Affaire Epstein : un procureur général limogé après avoir lancé des poursuites contre JP Morgan
Quatre jours après avoir accusé JP Morgan d'avoir «fermé les yeux» des années durant sur le trafic d'êtres humains de Jeffrey Epstein, car ce dernier leur rapportait des clients, le procureur général des Iles Vierges Denise George a été limogé.
Le procureur général des Iles Vierges américaines, Denise George, a été démis de ses fonctions le 31 décembre, quelques jours seulement après avoir lancé des poursuites contre la banque JPMorgan Chase dans le cadre de son enquête sur le pédocriminel Jeffrey Epstein et son réseau international.
Dans un court communiqué publié par des médias de l'île le 1er janvier, le gouverneur démocrate de l'Etat Albert Bryan a confirmé avoir «relevé Denise George de ses fonctions de procureur général ce week-end». «Je la remercie pour les services qu'elle a rendus à la population du territoire au cours des quatre dernières années en tant que procureur général et lui souhaite le meilleur dans ses futurs projets», a-t-il déclaré sans avancer de raison à ce limogeage. Interrogé à ce ce propos par le média spécialisé Law & Crime, le porte-parole du gouverneur a lui aussi refusé de donner plus d'informations : «Je n'ai pas la liberté de discuter des détails sur les questions de personnel.»
Le 27 décembre, lDenise George avait déposé une plainte de 30 pages contre JPMorgan Chase dans laquelle elle soutenait que la banque avait «fermé les yeux sur les preuves de trafic d'êtres humains pendant plus d'une décennie en raison de l'empreinte financière de [Jeffrey] Epstein, et en raison des transactions et des clients que [Jeffrey] Epstein a apportés et promis d'apporter à la banque».

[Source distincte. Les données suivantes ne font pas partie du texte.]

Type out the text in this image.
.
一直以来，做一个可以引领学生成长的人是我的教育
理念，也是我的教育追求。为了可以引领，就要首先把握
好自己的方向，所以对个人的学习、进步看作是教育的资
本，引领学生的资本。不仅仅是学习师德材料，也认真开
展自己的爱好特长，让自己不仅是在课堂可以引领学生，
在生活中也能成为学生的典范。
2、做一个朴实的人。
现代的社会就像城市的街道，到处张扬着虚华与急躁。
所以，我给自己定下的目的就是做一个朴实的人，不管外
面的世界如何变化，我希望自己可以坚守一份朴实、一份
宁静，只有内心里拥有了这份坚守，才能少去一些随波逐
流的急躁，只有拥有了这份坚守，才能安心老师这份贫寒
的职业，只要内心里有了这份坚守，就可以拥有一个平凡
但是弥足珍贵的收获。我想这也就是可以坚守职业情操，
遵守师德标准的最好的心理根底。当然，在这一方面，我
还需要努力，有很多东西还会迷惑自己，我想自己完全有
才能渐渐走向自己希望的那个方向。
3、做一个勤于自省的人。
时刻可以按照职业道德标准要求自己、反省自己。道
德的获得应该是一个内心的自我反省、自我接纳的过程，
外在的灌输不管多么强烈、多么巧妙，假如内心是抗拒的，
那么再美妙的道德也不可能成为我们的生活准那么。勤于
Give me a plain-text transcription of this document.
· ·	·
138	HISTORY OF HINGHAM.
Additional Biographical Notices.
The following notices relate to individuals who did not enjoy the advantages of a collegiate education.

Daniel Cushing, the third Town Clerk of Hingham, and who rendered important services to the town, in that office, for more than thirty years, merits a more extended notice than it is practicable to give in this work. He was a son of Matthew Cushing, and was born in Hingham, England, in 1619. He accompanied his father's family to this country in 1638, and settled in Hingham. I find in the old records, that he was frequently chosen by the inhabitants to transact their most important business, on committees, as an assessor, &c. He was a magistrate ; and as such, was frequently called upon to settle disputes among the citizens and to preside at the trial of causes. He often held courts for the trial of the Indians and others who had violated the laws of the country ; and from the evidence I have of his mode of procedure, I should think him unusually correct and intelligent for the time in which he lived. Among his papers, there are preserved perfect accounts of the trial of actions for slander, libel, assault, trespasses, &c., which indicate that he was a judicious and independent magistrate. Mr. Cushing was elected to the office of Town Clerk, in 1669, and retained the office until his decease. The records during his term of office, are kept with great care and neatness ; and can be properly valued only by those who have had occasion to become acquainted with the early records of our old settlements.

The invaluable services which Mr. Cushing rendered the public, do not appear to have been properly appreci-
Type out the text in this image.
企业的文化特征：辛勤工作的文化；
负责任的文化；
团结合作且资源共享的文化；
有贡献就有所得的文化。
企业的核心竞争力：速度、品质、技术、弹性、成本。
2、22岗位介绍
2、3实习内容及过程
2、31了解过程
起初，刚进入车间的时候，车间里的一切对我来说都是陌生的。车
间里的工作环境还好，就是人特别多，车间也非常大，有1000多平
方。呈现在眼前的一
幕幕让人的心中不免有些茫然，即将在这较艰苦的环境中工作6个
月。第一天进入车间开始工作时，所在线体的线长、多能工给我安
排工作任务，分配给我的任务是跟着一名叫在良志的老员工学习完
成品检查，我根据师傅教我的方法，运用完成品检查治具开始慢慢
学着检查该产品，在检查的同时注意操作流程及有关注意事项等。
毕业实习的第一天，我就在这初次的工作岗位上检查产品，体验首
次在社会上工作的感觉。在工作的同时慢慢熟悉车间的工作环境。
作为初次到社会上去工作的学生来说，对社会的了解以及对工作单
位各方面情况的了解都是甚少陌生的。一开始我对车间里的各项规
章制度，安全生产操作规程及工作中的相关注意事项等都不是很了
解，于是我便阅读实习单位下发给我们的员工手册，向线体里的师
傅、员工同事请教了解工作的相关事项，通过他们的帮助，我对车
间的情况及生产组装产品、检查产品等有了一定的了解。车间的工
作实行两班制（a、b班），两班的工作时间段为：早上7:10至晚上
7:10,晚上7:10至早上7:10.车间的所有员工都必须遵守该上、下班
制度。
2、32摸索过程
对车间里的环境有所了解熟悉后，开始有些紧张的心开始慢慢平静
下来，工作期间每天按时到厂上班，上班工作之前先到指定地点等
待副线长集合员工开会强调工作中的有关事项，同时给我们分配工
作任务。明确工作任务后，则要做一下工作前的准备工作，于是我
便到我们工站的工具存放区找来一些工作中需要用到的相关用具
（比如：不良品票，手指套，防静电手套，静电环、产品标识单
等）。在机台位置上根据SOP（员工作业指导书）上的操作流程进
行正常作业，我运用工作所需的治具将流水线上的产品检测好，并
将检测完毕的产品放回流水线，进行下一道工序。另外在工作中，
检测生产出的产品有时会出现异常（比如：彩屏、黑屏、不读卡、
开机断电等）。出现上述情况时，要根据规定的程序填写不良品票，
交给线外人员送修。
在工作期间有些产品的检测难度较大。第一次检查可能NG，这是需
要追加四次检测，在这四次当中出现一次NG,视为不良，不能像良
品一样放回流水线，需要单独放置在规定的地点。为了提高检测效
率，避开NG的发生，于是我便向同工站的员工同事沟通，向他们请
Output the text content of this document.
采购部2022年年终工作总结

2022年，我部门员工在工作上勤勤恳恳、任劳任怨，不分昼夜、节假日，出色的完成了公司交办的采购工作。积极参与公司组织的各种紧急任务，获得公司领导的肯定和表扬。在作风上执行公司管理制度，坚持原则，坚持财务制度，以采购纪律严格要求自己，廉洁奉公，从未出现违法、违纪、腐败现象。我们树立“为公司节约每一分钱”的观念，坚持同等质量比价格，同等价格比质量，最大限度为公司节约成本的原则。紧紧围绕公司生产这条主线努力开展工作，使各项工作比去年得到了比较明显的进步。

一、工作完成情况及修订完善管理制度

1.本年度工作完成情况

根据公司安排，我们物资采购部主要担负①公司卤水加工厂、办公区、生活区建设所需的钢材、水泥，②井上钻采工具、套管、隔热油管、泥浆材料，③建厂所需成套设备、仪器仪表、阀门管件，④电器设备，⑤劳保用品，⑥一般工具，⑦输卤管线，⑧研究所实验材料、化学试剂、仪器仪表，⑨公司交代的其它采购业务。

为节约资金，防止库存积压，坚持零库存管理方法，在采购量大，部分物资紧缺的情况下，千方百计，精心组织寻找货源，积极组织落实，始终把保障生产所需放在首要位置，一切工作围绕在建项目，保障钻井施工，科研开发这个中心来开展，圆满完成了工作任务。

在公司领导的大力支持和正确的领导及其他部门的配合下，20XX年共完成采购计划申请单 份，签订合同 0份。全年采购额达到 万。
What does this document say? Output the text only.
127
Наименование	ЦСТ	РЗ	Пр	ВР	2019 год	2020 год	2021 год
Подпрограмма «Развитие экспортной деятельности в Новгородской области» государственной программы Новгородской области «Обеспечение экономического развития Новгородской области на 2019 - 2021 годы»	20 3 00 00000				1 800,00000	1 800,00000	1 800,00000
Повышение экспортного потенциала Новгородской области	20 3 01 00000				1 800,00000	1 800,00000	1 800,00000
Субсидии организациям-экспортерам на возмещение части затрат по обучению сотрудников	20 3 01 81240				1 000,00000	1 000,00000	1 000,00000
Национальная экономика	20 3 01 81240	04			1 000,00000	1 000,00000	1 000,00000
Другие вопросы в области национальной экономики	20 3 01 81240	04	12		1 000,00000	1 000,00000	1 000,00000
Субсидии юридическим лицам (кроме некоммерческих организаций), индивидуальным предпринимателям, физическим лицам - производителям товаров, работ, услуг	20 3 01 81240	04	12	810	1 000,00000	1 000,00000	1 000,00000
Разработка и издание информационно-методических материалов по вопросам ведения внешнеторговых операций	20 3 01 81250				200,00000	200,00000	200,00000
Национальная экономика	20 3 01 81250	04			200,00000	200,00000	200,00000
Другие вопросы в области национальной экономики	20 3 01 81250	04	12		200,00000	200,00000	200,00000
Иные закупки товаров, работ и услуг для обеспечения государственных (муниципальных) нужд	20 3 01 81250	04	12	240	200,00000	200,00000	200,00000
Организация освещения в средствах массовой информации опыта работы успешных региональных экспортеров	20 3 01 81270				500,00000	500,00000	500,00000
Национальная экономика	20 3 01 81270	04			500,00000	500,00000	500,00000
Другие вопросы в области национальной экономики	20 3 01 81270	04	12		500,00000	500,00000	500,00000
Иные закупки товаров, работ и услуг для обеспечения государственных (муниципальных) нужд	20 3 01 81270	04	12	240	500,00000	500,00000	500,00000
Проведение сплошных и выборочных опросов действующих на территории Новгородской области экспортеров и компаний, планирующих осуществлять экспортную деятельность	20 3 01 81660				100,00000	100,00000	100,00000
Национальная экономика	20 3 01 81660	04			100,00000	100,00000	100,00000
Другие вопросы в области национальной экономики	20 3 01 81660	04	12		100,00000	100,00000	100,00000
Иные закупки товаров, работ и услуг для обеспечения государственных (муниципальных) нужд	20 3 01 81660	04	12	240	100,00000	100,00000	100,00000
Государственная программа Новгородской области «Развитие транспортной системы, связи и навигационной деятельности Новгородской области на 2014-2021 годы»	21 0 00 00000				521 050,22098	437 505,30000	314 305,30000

La Deutsche Bank également accusée de «complicité»
«Ces décisions ont été préconisées et approuvées aux niveaux supérieurs de JP Morgan, y compris par l'ancien directeur général de sa division de gestion d'actifs et de sa banque d'investissement, dont la relation inappropriée avec [Jeffrey] Epstein aurait dû être évidente pour la banque. En effet, ce n'est qu'après la mort de [Jeffrey] Epstein que JP Morgan s'est tardivement conformée aux réglementations bancaires fédérales concernant les comptes de [Jeffrey] Epstein», poursuivait le document.
Des victimes de Jeffrey Epstein, qui ont porté plainte de manière anonyme dans le cadre de deux recours collectifs, avaient auparavant déjà accusé JPMorgan Chase et la Deutsche Bank de «complicité» dans le réseau de trafic sexuel du pédocriminel. La plainte déposée par Denise George contre JPMorgan Chase avant son limogeage est désormais liée à ces deux recours collectifs, déposés dans le même tribunal et actuellement en instance de jugement devant le juge Jed Rakoff. Ces affaires doivent être jugées dans le district sud de New York, au cours de l'été 2023.
Immédiatement après sa prise de fonction en mai 2019, Denise George avait ouvert une enquête sur Jeffrey Epstein. Celle-ci lui avait permis de mettre à jour un «vaste réseau de traite d'êtres humains, et d'abus sexuels de jeunes femmes et de mineures aux Iles Vierges», dont certaines victimes étaient âgées de 12 ans seulement.
Inculpé aux Etats-Unis pour des faits de «proxénétisme sur mineur» et de «complot», Jeffrey Epstein a été retrouvé pendu dans sa cellule le 10 août 2019. Bien qu'il soit mort en prison avant son procès, sa co-accusée Ghislaine Maxwell a été jugée, reconnue coupable et condamnée à 20 ans de prison. Les noms du prince Andrew, de l'ancien président Bill Clinton, de Bill Gates ou du réalisateur américain Woody Allen reviennent de façon récurrente dans l'affaire Epstein en raison de leurs voyages sur l'île de Little St. James (située Iles Vierges américaines) appartenant au financier, ou à bord de son jet privé, surnommé le «Lolita express».
Déjà accusé il y a près de quinze ans de recourir aux services de dizaines de prostituées mineures, notamment dans sa grande demeure de Palm Beach, en Floride, Jeffrey Epstein avait été condamné en 2008 à 18 mois de prison. Alors qu'il encourait la détention à vie, il était parvenu à un accord controversé de négociation de peine en acceptant de plaider coupable pour le seul chef d'avoir sollicité les services de prostituées mineures.